After the Golan we headed back down towards Jerusalem again, stopping at Acco (a town on the coast with remains of Herod's manmade harbor), and Tel Aviv. Tel Aviv was an experience all its own--it was basically Israel's Santa Monica, with beaches and shopping and rollerblading and sushi. We had a much-needed free day and spent it playing volleyball and swimming at one of the beaches. Relaxing in a city like this, it was easy to see how some Israelis are so ignorant about the conflict--they just don't know or care what human rights are being obstructed a few hours away because they're living normal lives in a very Westernized city. The "burden of knowledge" (as Chris Lim puts it) expands to more than just the Israeli-Palestinian conflict though. How can I criticize ignorant Israelis when I might not know all about human trafficking in LA or something similar to that? I'm putting huge responsibility on myself now, to be aware of what goes on beneath the radar around me and act on it. "Once you see, you can't un-see."

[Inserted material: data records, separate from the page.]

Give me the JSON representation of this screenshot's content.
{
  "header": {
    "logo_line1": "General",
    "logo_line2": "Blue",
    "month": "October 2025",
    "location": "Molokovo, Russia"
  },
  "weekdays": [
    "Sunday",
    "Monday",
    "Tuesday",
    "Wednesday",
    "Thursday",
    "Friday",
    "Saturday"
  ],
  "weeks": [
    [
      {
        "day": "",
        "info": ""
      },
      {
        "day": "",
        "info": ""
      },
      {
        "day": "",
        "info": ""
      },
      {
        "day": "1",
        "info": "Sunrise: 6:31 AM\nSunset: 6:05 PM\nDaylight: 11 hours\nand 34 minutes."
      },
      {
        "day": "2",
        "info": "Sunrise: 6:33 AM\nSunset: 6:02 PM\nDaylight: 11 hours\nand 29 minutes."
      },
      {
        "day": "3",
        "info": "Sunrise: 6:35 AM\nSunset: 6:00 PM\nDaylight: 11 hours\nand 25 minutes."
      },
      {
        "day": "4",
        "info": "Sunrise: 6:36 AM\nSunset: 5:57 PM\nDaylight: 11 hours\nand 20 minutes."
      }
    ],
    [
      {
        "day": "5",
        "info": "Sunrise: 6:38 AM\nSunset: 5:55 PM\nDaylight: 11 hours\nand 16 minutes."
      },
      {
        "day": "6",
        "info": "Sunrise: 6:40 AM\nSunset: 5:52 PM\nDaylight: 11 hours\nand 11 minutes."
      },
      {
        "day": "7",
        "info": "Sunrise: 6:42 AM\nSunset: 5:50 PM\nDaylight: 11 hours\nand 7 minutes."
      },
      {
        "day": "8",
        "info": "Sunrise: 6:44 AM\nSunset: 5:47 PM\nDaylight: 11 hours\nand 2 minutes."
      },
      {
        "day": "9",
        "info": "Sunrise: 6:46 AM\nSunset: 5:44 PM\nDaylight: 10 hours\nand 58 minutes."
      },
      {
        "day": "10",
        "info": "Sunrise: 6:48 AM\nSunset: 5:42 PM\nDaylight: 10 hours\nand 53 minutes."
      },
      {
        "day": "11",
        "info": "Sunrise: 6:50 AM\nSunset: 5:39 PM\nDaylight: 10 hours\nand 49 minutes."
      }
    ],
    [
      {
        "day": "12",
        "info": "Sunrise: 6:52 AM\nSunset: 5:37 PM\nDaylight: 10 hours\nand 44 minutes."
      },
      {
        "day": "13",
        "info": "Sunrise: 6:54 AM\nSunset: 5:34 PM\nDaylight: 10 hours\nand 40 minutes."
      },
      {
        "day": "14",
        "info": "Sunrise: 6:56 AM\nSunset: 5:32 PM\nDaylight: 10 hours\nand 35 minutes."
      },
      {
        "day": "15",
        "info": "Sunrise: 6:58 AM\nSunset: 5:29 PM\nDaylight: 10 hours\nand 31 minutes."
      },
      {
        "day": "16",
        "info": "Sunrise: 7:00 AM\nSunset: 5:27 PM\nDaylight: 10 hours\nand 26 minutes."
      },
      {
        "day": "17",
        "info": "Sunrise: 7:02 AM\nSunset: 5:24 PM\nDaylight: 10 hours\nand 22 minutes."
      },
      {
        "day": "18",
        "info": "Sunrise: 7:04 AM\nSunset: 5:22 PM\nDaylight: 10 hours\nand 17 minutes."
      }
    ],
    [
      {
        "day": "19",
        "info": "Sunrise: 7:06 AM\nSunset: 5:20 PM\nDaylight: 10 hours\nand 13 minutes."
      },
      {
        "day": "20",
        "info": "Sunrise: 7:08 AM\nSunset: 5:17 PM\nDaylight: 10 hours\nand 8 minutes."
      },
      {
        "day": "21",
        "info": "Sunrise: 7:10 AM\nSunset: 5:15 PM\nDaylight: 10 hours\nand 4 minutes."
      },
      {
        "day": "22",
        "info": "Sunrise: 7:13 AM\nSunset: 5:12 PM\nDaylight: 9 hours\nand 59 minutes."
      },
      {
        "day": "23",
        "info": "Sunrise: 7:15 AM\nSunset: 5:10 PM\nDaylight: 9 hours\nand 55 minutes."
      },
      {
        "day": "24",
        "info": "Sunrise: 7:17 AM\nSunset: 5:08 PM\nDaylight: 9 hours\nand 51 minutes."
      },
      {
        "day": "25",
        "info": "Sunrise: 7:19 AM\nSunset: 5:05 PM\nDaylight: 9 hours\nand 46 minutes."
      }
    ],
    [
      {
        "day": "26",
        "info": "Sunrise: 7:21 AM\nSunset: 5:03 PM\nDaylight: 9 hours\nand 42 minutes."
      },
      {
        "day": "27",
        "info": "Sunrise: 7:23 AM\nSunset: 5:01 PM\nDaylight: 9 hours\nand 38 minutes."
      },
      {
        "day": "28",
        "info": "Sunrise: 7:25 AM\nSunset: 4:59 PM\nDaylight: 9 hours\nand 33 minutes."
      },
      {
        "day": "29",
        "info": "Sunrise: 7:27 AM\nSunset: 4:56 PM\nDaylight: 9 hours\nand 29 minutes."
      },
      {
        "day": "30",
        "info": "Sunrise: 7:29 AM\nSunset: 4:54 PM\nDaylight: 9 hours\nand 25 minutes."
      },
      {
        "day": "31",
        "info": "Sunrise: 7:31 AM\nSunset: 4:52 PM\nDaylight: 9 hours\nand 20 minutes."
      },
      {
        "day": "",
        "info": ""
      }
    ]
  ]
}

To bookend our month in Israel and Palestine, we ended up back in Jerusalem. This time staying in a French convent on Via Dolarosa, we were awarded gorgeous nighttime views of the Dome of the Rock from our roof. We spent the last four days in this amazing city seeing the Mount of Olives, Gethsemane, and the Israel Museum. We also had our Palm Sunday here, observing a procession through the Old City streets of pilgrims and tourists from around the world. And we got to spend some time also in West Jerusalem and Jaffa St, where we actually had an assignment to interview Jews. We asked them questions about Israel, security, Palestinians, etc. The most interesting responses I got from my street interviews were to these questions:

*What do the Palestinians want from Israel?
--Five of my six interviews had the exact same answer: "They want to kill us."
*What is Israel's biggest threat?
--Some said the Arabs, others said the disunity of the Israeli people and the government's selfish nature
*Should the Palestinians get their own state?
--Most said no, one said "Sure, but not here. They have 22 other Arab states to go to and we only have 1 Jewish state." And one older gentleman said, "Yes, why not?" as if that was the most obvious answer to this question.

To end our time in Israel, we drove south through the Negev to the bottom of Israel, where we had a day tour learning about the Bedouin. Another problem all their own, the Bedouin are Israel's pastoral native population, traveling around the desert with herds in specific tribes. The Israeli government has tried to settle them into towns, most of which are ill-equipped and poverty-ridden. Some Bedouin have made their own villages, however the government refuses to recognize these are they are cut off from service like water, electricity, and schools. Of course, Israeli towns right next door receive all these services. We had lunch in an unrecognized Bedouin village, and talked with the locals about their situation. It was a sad story, but just another side of things gone wrong in Israel.

Our bus driver dropped us off, we put on our bulging backpacks yet again, and trudged out into the Eilat border crossing between Israel and Egypt, ready for the next adventure!